For a moment, it looks like YEИDRY is rising from the sea. She's barefoot and wearing yellow, like the roses on her side table tiny desk, Oshún's color. On the floor, below the seaside view, is a box of records displaying Celia & Johnny, the 1974 classic collaboration between Celia Cruz and Johnny Pacheco. To her right sits the 1979 album Cross Over by the Fania All Stars, of which Celia and Johnny were both starring members. From Soho Beach House in Miami, YEИDRY performs five songs, which make up most of her solo discography.
She opens with a song that's just as intimate as her space. "Nena" is a prayer sung from the perspective of her mother when she went to Italy in search of opportunity, while a young Yendry Fiorentino stayed with her grandmother in her hometown of Santo Domingo. After she turned 4, she joined her mother in Turin, where she grew up and started her music career.
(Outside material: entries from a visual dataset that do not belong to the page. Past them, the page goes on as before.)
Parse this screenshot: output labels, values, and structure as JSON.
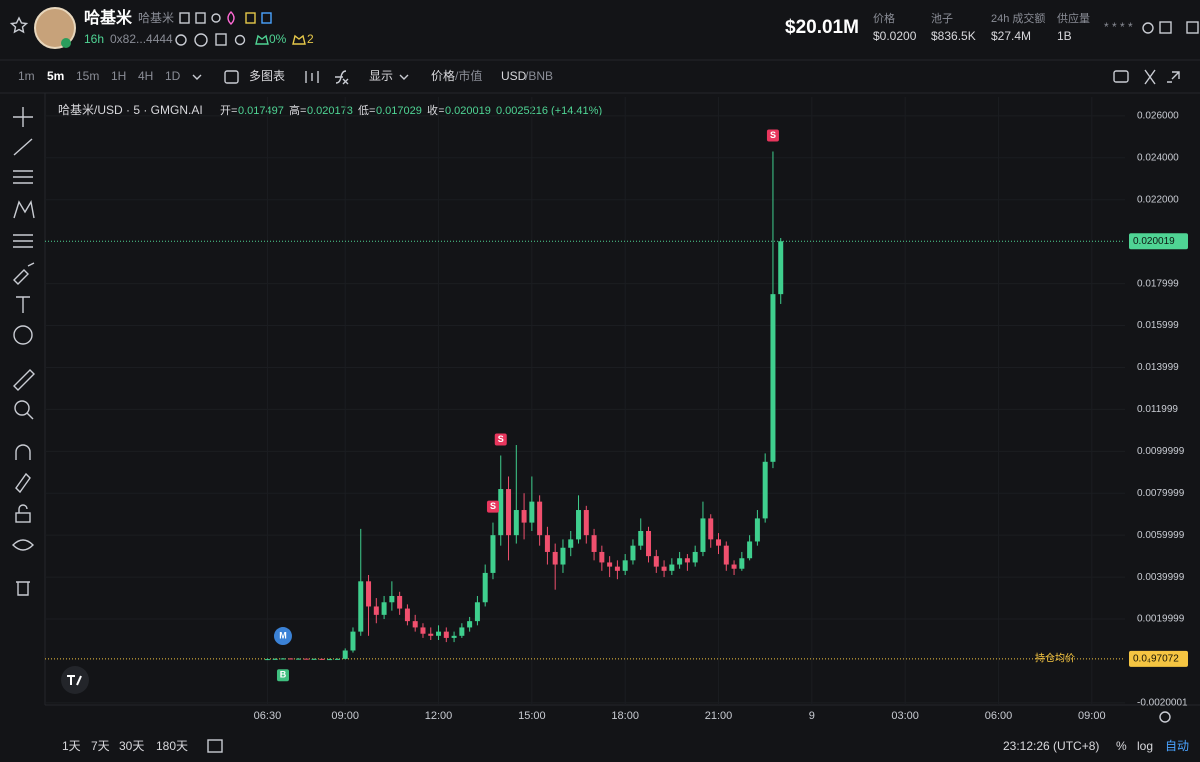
{
  "header": {
    "name": "哈基米",
    "alias": "哈基米",
    "age": "16h",
    "address": "0x82...4444",
    "change": "0%",
    "holders": "2",
    "market_cap": "$20.01M",
    "stats": [
      {
        "label": "价格",
        "value": "$0.0200"
      },
      {
        "label": "池子",
        "value": "$836.5K"
      },
      {
        "label": "24h 成交额",
        "value": "$27.4M"
      },
      {
        "label": "供应量",
        "value": "1B"
      }
    ],
    "masked": "* * * *"
  },
  "toolbar": {
    "intervals": [
      "1m",
      "5m",
      "15m",
      "1H",
      "4H",
      "1D"
    ],
    "multi_chart": "多图表",
    "display": "显示",
    "price_mode": [
      "价格",
      "/市值"
    ],
    "currency": [
      "USD",
      "/BNB"
    ]
  },
  "legend": {
    "symbol": "哈基米/USD · 5 · GMGN.AI",
    "ohlc": [
      {
        "label": "开=",
        "value": "0.017497"
      },
      {
        "label": "高=",
        "value": "0.020173"
      },
      {
        "label": "低=",
        "value": "0.017029"
      },
      {
        "label": "收=",
        "value": "0.020019"
      }
    ],
    "change": "0.0025216 (+14.41%)"
  },
  "chart_data": {
    "type": "candlestick",
    "x": [
      "06:30",
      "06:45",
      "07:00",
      "07:15",
      "07:30",
      "07:45",
      "08:00",
      "08:15",
      "08:30",
      "08:45",
      "09:00",
      "09:15",
      "09:30",
      "09:45",
      "10:00",
      "10:15",
      "10:30",
      "10:45",
      "11:00",
      "11:15",
      "11:30",
      "11:45",
      "12:00",
      "12:15",
      "12:30",
      "12:45",
      "13:00",
      "13:15",
      "13:30",
      "13:45",
      "14:00",
      "14:15",
      "14:30",
      "14:45",
      "15:00",
      "15:15",
      "15:30",
      "15:45",
      "16:00",
      "16:15",
      "16:30",
      "16:45",
      "17:00",
      "17:15",
      "17:30",
      "17:45",
      "18:00",
      "18:15",
      "18:30",
      "18:45",
      "19:00",
      "19:15",
      "19:30",
      "19:45",
      "20:00",
      "20:15",
      "20:30",
      "20:45",
      "21:00",
      "21:15",
      "21:30",
      "21:45",
      "22:00",
      "22:15",
      "22:30",
      "22:45",
      "23:00"
    ],
    "open": [
      8e-05,
      9e-05,
      0.0001,
      0.00012,
      0.0001,
      0.00011,
      9e-05,
      0.0001,
      8e-05,
      9e-05,
      0.0001,
      0.0005,
      0.0014,
      0.0038,
      0.0026,
      0.0022,
      0.0028,
      0.0031,
      0.0025,
      0.0019,
      0.0016,
      0.0013,
      0.0012,
      0.0014,
      0.0011,
      0.0012,
      0.0016,
      0.0019,
      0.0028,
      0.0042,
      0.006,
      0.0082,
      0.006,
      0.0072,
      0.0066,
      0.0076,
      0.006,
      0.0052,
      0.0046,
      0.0054,
      0.0058,
      0.0072,
      0.006,
      0.0052,
      0.0047,
      0.0045,
      0.0043,
      0.0048,
      0.0055,
      0.0062,
      0.005,
      0.0045,
      0.0043,
      0.0046,
      0.0049,
      0.0047,
      0.0052,
      0.0068,
      0.0058,
      0.0055,
      0.0046,
      0.0044,
      0.0049,
      0.0057,
      0.0068,
      0.0095,
      0.017497
    ],
    "high": [
      0.00012,
      0.00013,
      0.00014,
      0.00013,
      0.00013,
      0.00012,
      0.00012,
      0.00011,
      0.00011,
      0.00012,
      0.0006,
      0.0016,
      0.0063,
      0.0041,
      0.003,
      0.0031,
      0.0038,
      0.0033,
      0.0027,
      0.0022,
      0.0018,
      0.0016,
      0.0017,
      0.0016,
      0.0014,
      0.0018,
      0.0021,
      0.0031,
      0.0046,
      0.0066,
      0.0098,
      0.0088,
      0.0103,
      0.008,
      0.0088,
      0.0079,
      0.0064,
      0.0056,
      0.0058,
      0.0062,
      0.0079,
      0.0074,
      0.0063,
      0.0055,
      0.005,
      0.0048,
      0.0051,
      0.0058,
      0.0068,
      0.0064,
      0.0053,
      0.0048,
      0.0049,
      0.0052,
      0.0051,
      0.0055,
      0.0076,
      0.007,
      0.0061,
      0.0057,
      0.0048,
      0.0052,
      0.006,
      0.0072,
      0.0099,
      0.0243,
      0.020173
    ],
    "low": [
      6e-05,
      7e-05,
      8e-05,
      8e-05,
      8e-05,
      7e-05,
      7e-05,
      6e-05,
      6e-05,
      7e-05,
      8e-05,
      0.0004,
      0.0012,
      0.0012,
      0.0018,
      0.002,
      0.0024,
      0.0022,
      0.0017,
      0.0014,
      0.0011,
      0.001,
      0.001,
      0.0009,
      0.0009,
      0.0011,
      0.0014,
      0.0017,
      0.0026,
      0.0039,
      0.0055,
      0.0048,
      0.0056,
      0.0058,
      0.0062,
      0.0055,
      0.0046,
      0.0034,
      0.0042,
      0.005,
      0.0056,
      0.0056,
      0.0048,
      0.0043,
      0.004,
      0.0039,
      0.0041,
      0.0046,
      0.0053,
      0.0047,
      0.0042,
      0.004,
      0.0041,
      0.0044,
      0.0043,
      0.0045,
      0.005,
      0.0054,
      0.0051,
      0.0043,
      0.0041,
      0.0043,
      0.0048,
      0.0055,
      0.0066,
      0.0092,
      0.017029
    ],
    "close": [
      9e-05,
      0.0001,
      0.00012,
      0.0001,
      0.00011,
      9e-05,
      0.0001,
      8e-05,
      9e-05,
      0.0001,
      0.0005,
      0.0014,
      0.0038,
      0.0026,
      0.0022,
      0.0028,
      0.0031,
      0.0025,
      0.0019,
      0.0016,
      0.0013,
      0.0012,
      0.0014,
      0.0011,
      0.0012,
      0.0016,
      0.0019,
      0.0028,
      0.0042,
      0.006,
      0.0082,
      0.006,
      0.0072,
      0.0066,
      0.0076,
      0.006,
      0.0052,
      0.0046,
      0.0054,
      0.0058,
      0.0072,
      0.006,
      0.0052,
      0.0047,
      0.0045,
      0.0043,
      0.0048,
      0.0055,
      0.0062,
      0.005,
      0.0045,
      0.0043,
      0.0046,
      0.0049,
      0.0047,
      0.0052,
      0.0068,
      0.0058,
      0.0055,
      0.0046,
      0.0044,
      0.0049,
      0.0057,
      0.0068,
      0.0095,
      0.017497,
      0.020019
    ],
    "up_color": "#3fcf8e",
    "down_color": "#f0506e",
    "xlim": [
      -39,
      2044
    ],
    "xticks": [
      "06:30",
      "09:00",
      "12:00",
      "15:00",
      "18:00",
      "21:00",
      "9",
      "03:00",
      "06:00",
      "09:00"
    ],
    "ylim": [
      -0.0021,
      0.0269
    ],
    "yticks": [
      {
        "value": 0.026,
        "label": "0.026000"
      },
      {
        "value": 0.024,
        "label": "0.024000"
      },
      {
        "value": 0.022,
        "label": "0.022000"
      },
      0.017999,
      0.015999,
      0.013999,
      0.011999,
      0.0099999,
      0.0079999,
      0.0059999,
      0.0039999,
      0.0019999,
      -0.0020001
    ],
    "grid": true,
    "price_line": {
      "value": 0.020019,
      "label": "0.020019",
      "color": "#4fd494"
    },
    "avg_line": {
      "value": 9.7072e-05,
      "label": "0.0₄97072",
      "name": "持仓均价",
      "color": "#f5c542"
    },
    "markers": [
      {
        "label": "M",
        "x": "07:00",
        "side": "above",
        "color": "#3b82d6"
      },
      {
        "label": "B",
        "x": "07:00",
        "side": "below",
        "color": "#3fbf7f"
      },
      {
        "label": "S",
        "x": "13:45",
        "side": "above",
        "color": "#e8365d"
      },
      {
        "label": "S",
        "x": "14:00",
        "side": "above",
        "color": "#e8365d"
      },
      {
        "label": "S",
        "x": "22:45",
        "side": "above",
        "color": "#e8365d"
      }
    ]
  },
  "footer": {
    "ranges": [
      "1天",
      "7天",
      "30天",
      "180天"
    ],
    "clock": "23:12:26 (UTC+8)",
    "percent": "%",
    "log": "log",
    "auto": "自动"
  }
}
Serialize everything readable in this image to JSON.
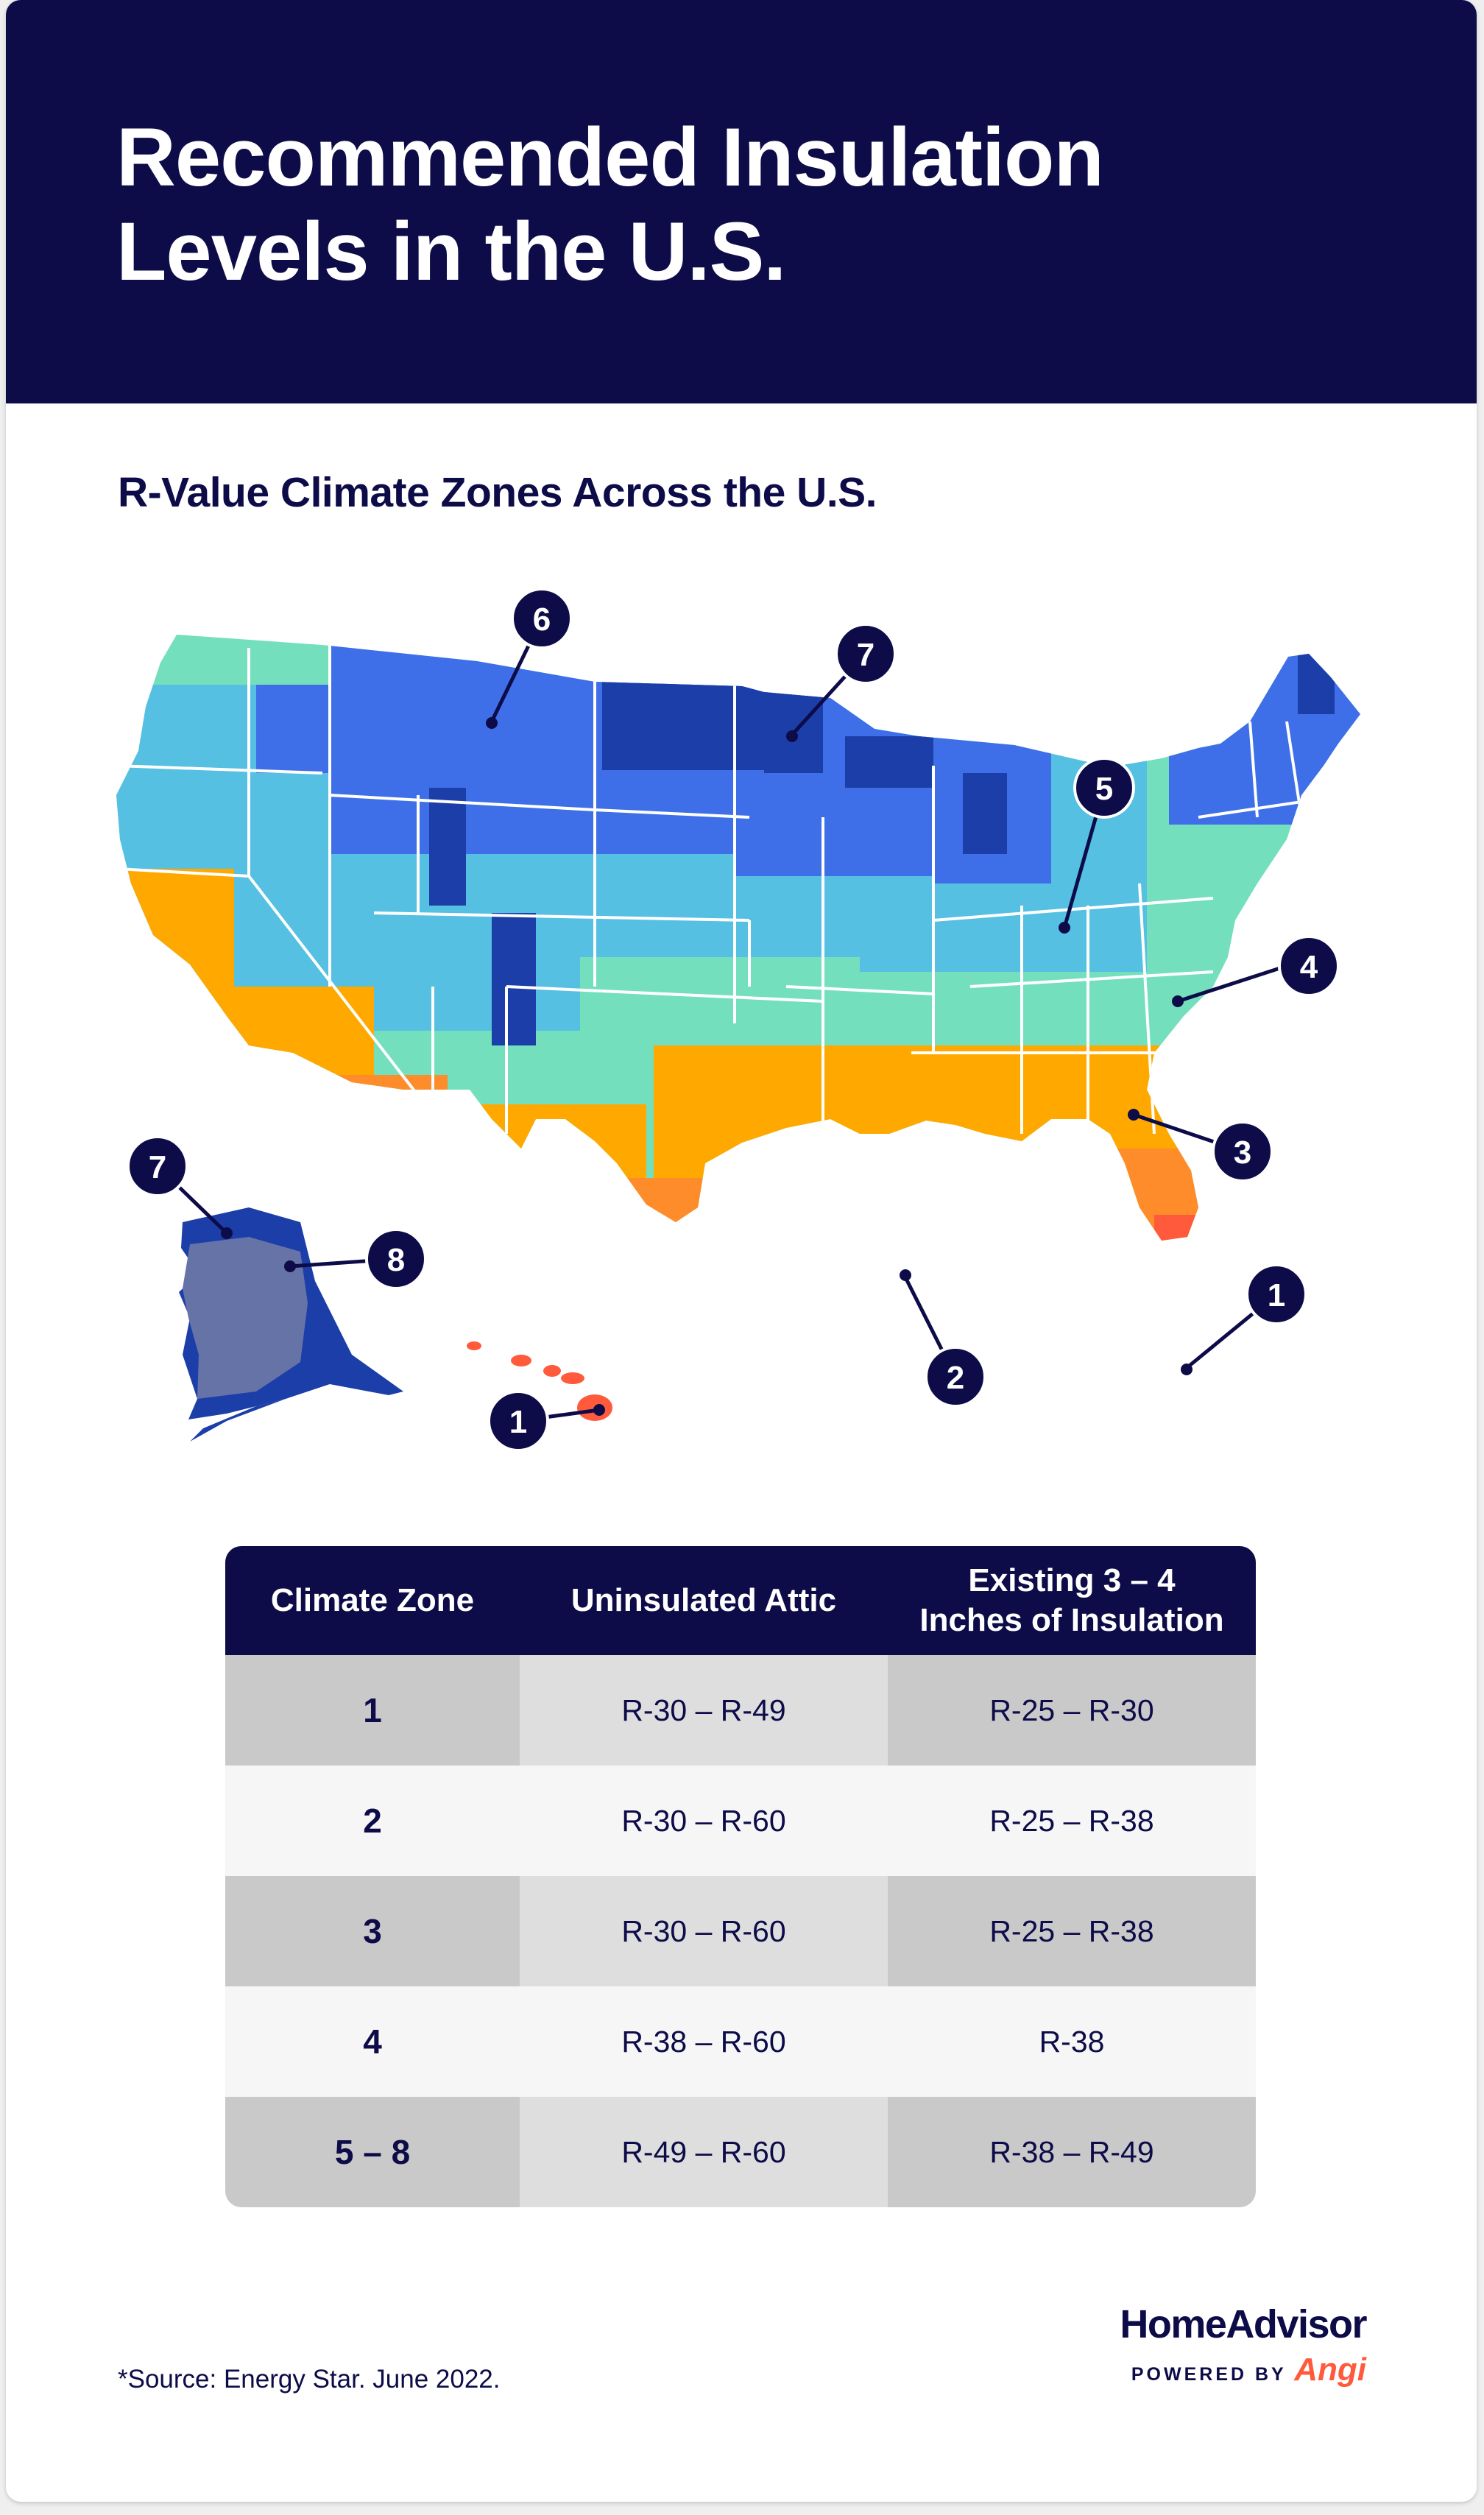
{
  "title_line1": "Recommended Insulation",
  "title_line2": "Levels in the U.S.",
  "subtitle": "R-Value Climate Zones Across the U.S.",
  "map": {
    "callouts": {
      "c6": "6",
      "c7a": "7",
      "c5": "5",
      "c4": "4",
      "c3": "3",
      "c2": "2",
      "c1a": "1",
      "c1b": "1",
      "c7b": "7",
      "c8": "8"
    },
    "colors": {
      "zone1": "#ff5a3c",
      "zone2": "#ff8c2a",
      "zone3": "#ffa800",
      "zone4": "#74dfbd",
      "zone5": "#55c0e2",
      "zone6": "#3f6fe8",
      "zone7": "#1c3ea8",
      "zone8": "#6673a6",
      "navy": "#0d0c48"
    }
  },
  "table": {
    "headers": {
      "zone": "Climate Zone",
      "uninsulated": "Uninsulated Attic",
      "existing_line1": "Existing 3 – 4",
      "existing_line2": "Inches of Insulation"
    },
    "rows": [
      {
        "zone": "1",
        "uninsulated": "R-30 – R-49",
        "existing": "R-25 – R-30"
      },
      {
        "zone": "2",
        "uninsulated": "R-30 – R-60",
        "existing": "R-25 – R-38"
      },
      {
        "zone": "3",
        "uninsulated": "R-30 – R-60",
        "existing": "R-25 – R-38"
      },
      {
        "zone": "4",
        "uninsulated": "R-38 – R-60",
        "existing": "R-38"
      },
      {
        "zone": "5 – 8",
        "uninsulated": "R-49 – R-60",
        "existing": "R-38 – R-49"
      }
    ]
  },
  "source": "*Source: Energy Star. June 2022.",
  "logo": {
    "brand": "HomeAdvisor",
    "powered_by": "POWERED BY",
    "angi": "Angi"
  }
}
YEИDRY's songs radiate with a feminine strength of many lives lived, from the sobered reflection on a past relationship of "Se Acabó" to the self-sure "Ya," a song "about the fire ... and the courage that all of us have inside. And sometimes we struggle to get it out." Its first phrase, "yo quiero to'" ("I want it all"), is an invocation of remembering who you are. In "You," her collaboration with Damian Marley, she inhabits the voices of both lovers with a seamless confidence. And in her closer, "El Diablo," she adopts even the devil's power with a slow-burning flamenco that ignites into merengue as she repeats "soy Dominicana / soy Italiana," honoring all her selves in the afternoon light.